Sikap tegas Langit meruntuhkan kekhawatiranku. Sepertinya rasa penasaranku yang meluluhkan keraguanku.
Dibandingkan dengan apapun, rasa penasaranku lebih besar. Tanganku bahkan bersiap meraih knob pintu di kursi penumpang mobil Langit. Namun …
“Senja!”
Kepalaku menoleh ke sumber suara yang sangat familiar. Suaranya menghentikan gerakan tanganku. Kulihat, Fajar berlari mendekat padaku.

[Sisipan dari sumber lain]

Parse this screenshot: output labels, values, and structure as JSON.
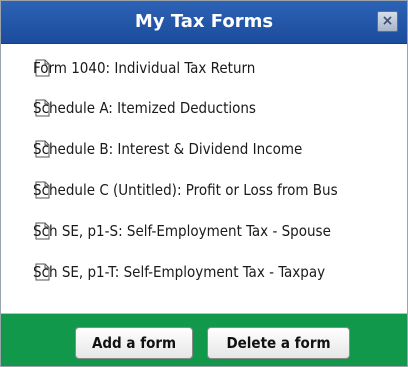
{
  "window": {
    "title": "My Tax Forms",
    "close_label": "×"
  },
  "forms": [
    {
      "label": "Form 1040: Individual Tax Return"
    },
    {
      "label": "Schedule A: Itemized Deductions"
    },
    {
      "label": "Schedule B: Interest & Dividend Income"
    },
    {
      "label": "Schedule C (Untitled): Profit or Loss from Bus"
    },
    {
      "label": "Sch SE, p1-S: Self-Employment Tax - Spouse"
    },
    {
      "label": "Sch SE, p1-T: Self-Employment Tax - Taxpay"
    }
  ],
  "footer": {
    "add_label": "Add a form",
    "delete_label": "Delete a form"
  },
  "colors": {
    "titlebar": "#1c4c9c",
    "footer": "#12984b"
  },
  "icons": {
    "form_item": "document-icon",
    "close": "close-icon"
  }
}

Tangannya bergegas menarik lenganku. Dia menatapku dengan lembut. Sedikit senyum di bibirnya dapat kutangkap dengan jelas.
“Ayo kembali ke dalam.”
“Ah … tapi …”
Mataku berputar pada Langit. Dia telah bersiap memasuki pintu sopir di mobilnya. Pandangannya lebih lekat padaku.
Sesaat kemudian, Langit menggelengkan kepalanya. Pandangannya menyadari jika Fajar telah meraih lenganku.
Langit bergegas masuk ke mobilnya. Kurasakan Fajar menggenggam lenganku lebih erat.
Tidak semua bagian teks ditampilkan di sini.